As Bristol Myers reveals trial failure, AstraZeneca's Imfinzi stays king in stage 3 lung cancer

Another attempt at improving upon AstraZeneca’s Imfinzi in stage 3, unresectable non-small cell lung cancer (NSCLC) has gone up in flames.

The latest failure comes from a phase 3 trial conducted by Bristol Myers Squibb. The company’s Opdivo, used with concurrent chemoradiotherapy, followed by Opdivo plus BMS’ Yervoy, failed to beat Imfinzi maintenance in unresectable stage 3 NSCLC, BMS said Friday.

The Imfinzi regimen features chemoradiation alone followed by Imfinzi during the maintenance phase of treatment. Approved by the FDA in early 2018, unresectable stage 3 NSCLC has been Imfinzi’s main indication, and it’s where the AZ PD-L1 inhibitor is the standard of care for patients whose cancer has not progressed after chemoradiation.

BMS tried to challenge AZ’s dominance by launching the phase 3 CheckMate-73L trial in 2019. The company figured that because chemoradiotherapy increases PD-L1 expression, concurrent immune checkpoint inhibition may improve outcomes.

But, now, the study found the Opdivo-Yervoy-concurrent-chemoradiation regimen couldn’t extend the time before tumor progression or death versus the Imfinzi maintenance approach. The adverse events observed were generally consistent with the known profiles of each component in the combination, BMS said.

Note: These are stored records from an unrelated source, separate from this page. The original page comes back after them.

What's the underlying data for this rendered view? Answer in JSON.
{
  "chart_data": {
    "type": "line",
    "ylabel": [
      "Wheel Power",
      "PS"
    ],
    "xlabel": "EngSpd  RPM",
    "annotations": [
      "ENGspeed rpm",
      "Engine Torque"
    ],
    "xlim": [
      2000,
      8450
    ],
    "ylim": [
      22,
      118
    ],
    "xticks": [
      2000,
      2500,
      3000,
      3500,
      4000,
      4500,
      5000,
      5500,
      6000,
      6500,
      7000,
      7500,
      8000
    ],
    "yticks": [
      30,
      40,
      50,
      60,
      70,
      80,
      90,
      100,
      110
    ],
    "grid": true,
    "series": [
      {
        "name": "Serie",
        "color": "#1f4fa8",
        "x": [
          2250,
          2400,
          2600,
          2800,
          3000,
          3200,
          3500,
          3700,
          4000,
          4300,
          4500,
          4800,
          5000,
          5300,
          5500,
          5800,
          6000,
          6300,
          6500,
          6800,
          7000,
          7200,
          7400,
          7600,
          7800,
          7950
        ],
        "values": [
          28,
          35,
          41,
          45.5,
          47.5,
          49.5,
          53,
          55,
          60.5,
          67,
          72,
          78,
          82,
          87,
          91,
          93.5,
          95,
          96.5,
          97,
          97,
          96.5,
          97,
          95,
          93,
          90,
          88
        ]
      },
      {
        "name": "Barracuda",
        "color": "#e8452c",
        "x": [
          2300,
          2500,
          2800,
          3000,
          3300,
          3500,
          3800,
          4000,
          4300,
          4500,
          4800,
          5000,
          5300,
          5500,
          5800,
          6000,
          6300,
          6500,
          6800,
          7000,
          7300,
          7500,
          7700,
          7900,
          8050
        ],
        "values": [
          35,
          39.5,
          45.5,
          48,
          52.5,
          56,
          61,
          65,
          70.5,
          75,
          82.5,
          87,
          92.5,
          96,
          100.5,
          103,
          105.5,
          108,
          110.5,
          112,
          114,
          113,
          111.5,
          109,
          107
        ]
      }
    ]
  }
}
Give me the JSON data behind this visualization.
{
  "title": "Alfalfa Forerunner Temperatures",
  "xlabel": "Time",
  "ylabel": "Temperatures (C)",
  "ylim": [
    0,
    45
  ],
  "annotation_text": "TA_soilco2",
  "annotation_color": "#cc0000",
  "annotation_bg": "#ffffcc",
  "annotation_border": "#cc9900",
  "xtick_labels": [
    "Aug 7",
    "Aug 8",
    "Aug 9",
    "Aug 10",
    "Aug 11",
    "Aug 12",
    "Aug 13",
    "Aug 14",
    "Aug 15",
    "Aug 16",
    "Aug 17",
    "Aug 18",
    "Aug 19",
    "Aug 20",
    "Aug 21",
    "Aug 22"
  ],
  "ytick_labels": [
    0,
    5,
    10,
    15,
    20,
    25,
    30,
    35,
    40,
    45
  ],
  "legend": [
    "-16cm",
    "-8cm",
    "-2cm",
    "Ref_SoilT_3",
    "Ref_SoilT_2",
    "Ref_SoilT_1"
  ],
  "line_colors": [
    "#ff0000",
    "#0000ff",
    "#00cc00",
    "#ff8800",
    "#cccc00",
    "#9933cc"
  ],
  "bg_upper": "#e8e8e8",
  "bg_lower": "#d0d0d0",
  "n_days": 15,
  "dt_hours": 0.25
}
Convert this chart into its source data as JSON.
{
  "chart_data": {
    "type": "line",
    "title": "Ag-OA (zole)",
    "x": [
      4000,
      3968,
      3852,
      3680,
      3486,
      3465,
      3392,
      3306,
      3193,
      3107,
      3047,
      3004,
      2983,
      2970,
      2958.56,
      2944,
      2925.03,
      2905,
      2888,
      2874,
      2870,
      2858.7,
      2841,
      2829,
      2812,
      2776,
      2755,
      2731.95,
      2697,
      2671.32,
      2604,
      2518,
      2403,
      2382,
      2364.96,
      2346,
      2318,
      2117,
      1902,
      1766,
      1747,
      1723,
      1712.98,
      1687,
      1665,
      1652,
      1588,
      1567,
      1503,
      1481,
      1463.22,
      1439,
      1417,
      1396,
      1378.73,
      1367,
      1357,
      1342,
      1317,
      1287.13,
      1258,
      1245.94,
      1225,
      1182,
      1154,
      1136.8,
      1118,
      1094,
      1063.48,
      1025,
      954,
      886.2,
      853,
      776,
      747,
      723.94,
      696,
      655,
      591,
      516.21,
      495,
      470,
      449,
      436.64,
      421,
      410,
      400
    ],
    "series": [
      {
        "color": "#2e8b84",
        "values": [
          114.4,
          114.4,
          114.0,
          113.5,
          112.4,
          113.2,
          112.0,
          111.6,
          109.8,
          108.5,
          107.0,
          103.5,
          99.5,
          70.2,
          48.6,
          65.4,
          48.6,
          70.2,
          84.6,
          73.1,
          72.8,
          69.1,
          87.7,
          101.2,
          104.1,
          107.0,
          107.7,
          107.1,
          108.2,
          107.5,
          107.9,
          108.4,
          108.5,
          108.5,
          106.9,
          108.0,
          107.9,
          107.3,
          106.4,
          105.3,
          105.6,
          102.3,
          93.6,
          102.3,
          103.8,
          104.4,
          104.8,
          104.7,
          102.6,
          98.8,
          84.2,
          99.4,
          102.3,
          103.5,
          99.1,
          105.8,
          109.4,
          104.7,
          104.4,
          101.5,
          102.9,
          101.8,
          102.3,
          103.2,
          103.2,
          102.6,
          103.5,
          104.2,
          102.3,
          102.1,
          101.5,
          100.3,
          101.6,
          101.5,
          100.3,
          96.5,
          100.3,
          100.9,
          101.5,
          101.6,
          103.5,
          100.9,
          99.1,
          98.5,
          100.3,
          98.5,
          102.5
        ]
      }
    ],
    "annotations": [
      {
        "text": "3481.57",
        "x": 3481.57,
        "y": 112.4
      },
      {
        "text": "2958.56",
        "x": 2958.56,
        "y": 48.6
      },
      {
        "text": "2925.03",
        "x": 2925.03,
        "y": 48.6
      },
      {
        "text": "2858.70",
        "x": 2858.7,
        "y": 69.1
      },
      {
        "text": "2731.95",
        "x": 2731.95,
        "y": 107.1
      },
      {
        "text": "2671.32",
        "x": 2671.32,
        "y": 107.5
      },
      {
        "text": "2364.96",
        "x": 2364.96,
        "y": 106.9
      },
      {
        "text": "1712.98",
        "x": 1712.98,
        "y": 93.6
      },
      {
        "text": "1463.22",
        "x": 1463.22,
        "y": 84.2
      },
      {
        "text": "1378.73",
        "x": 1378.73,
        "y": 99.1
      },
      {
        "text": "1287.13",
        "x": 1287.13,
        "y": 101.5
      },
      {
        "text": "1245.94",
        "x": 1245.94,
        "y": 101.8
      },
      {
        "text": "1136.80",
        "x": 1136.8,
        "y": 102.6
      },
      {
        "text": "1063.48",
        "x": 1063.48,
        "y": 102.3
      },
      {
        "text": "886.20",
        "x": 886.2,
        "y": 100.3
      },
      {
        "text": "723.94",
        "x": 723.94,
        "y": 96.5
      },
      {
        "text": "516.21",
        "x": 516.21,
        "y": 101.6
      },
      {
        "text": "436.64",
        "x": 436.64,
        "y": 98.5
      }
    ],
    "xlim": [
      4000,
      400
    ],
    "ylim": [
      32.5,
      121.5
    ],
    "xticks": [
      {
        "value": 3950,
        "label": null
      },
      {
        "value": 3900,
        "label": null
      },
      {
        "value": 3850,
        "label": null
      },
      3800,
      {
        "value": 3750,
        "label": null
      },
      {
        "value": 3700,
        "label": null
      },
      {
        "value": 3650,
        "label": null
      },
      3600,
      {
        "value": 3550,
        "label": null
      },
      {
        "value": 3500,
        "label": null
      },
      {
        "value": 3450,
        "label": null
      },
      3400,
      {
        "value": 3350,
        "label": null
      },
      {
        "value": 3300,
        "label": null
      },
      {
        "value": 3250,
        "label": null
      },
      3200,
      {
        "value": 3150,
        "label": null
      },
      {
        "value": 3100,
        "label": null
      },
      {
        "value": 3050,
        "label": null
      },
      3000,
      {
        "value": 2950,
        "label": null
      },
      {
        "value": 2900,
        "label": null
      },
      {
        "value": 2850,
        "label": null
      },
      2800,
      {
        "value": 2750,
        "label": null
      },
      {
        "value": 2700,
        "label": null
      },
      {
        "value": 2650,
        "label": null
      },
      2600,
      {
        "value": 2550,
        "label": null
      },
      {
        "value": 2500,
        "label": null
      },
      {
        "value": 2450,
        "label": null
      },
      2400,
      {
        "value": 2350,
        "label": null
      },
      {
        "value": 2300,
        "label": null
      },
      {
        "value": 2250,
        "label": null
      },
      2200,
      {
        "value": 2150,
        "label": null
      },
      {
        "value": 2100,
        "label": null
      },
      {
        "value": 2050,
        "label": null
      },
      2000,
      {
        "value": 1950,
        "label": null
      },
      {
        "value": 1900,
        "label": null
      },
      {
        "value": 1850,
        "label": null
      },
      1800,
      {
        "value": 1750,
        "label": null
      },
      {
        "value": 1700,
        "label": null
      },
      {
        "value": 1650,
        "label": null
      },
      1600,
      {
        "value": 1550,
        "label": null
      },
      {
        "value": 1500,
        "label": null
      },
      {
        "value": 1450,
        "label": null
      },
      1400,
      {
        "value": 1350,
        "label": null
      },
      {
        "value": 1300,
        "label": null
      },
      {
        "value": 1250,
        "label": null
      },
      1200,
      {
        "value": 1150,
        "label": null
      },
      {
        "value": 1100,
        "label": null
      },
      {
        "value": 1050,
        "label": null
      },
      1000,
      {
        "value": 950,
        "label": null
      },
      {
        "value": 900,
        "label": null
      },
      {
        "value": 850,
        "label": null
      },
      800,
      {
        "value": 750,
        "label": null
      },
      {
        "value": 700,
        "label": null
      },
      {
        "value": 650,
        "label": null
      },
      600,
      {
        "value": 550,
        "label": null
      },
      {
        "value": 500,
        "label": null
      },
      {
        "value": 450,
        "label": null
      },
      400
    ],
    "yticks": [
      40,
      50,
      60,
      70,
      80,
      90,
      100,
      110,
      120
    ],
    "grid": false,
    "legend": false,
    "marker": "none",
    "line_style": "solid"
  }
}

The CheckMate-73L study features another arm testing Opdivo monotherapy during the maintenance phase. But because its primary endpoint measures progression-free survival for the Opdivo-Yervoy arm, the entire study is now considered negative. The study’s many secondary endpoints include overall survival for either experimental arm against Imfinzi and for the two Opdivo arms against each other.

The BMS setback follows another similar one by Imfinzi itself. Because the current Imfinzi regimen is given only to patients who have not progressed after initial chemoradiotherapy, AZ had tried to expand the drug’s patient base by giving Imfinzi and chemoradiation concurrently. However, that regimen recently failed to beat Imfinzi maintenance in the phase 3 PACIFIC-2 trial.

Besides those regimens, China’s CStone Pharmaceuticals in 2022 reported positive phase 3 results from the GEMSTONE-301 trial for its China-approved PD-L1 inhibitor Cejemly (sugemalimab) when used after chemoradiotherapy in unresectable stage 3 NSCLC. However, that study was conducted solely in China, and the drug was pitted against placebo, not Imfinzi, so the results are not considered meaningful for the U.S. market.

Now, market watchers are turning their attention to Merck & Co.’s PD-1 king Keytruda. The phase 3 KEYLYNK-012 trial is testing concurrent use of chemoradiation and Keytruda, followed by Keytruda with or without AZ and Merck’s PARP inhibitor Lynparza, versus Imfinzi maintenance in unresectable stage 3 NSCLC. However, the regimen doesn’t look very promising after a pair of phase 3 flops for the PD-1/PARP combo in metastatic NSCLC.

There’s also Roche’s PD-L1 inhibitor Tecentriq. The Swiss pharma is running the phase 3 SKYSCRAPER-03 trial pairing Tecentriq with the company’s closely watched TIGIT inhibitor tiragolumab in the maintenance setting following concurrent platinum-based chemoradiation. The trial finished enrollment about a year ago and bears a primary completion date this October, according to Roche.

AZ isn’t giving up its expansion efforts, either. The PACIFIC-9 trial is evaluating Imfinzi together with either the company’s anti-CD73 antibody oleclumab or Innate Pharma-partnered anti-NKG2A antibody monalizumab as a maintenance therapy. A readout from that phase 3 study could be two years away.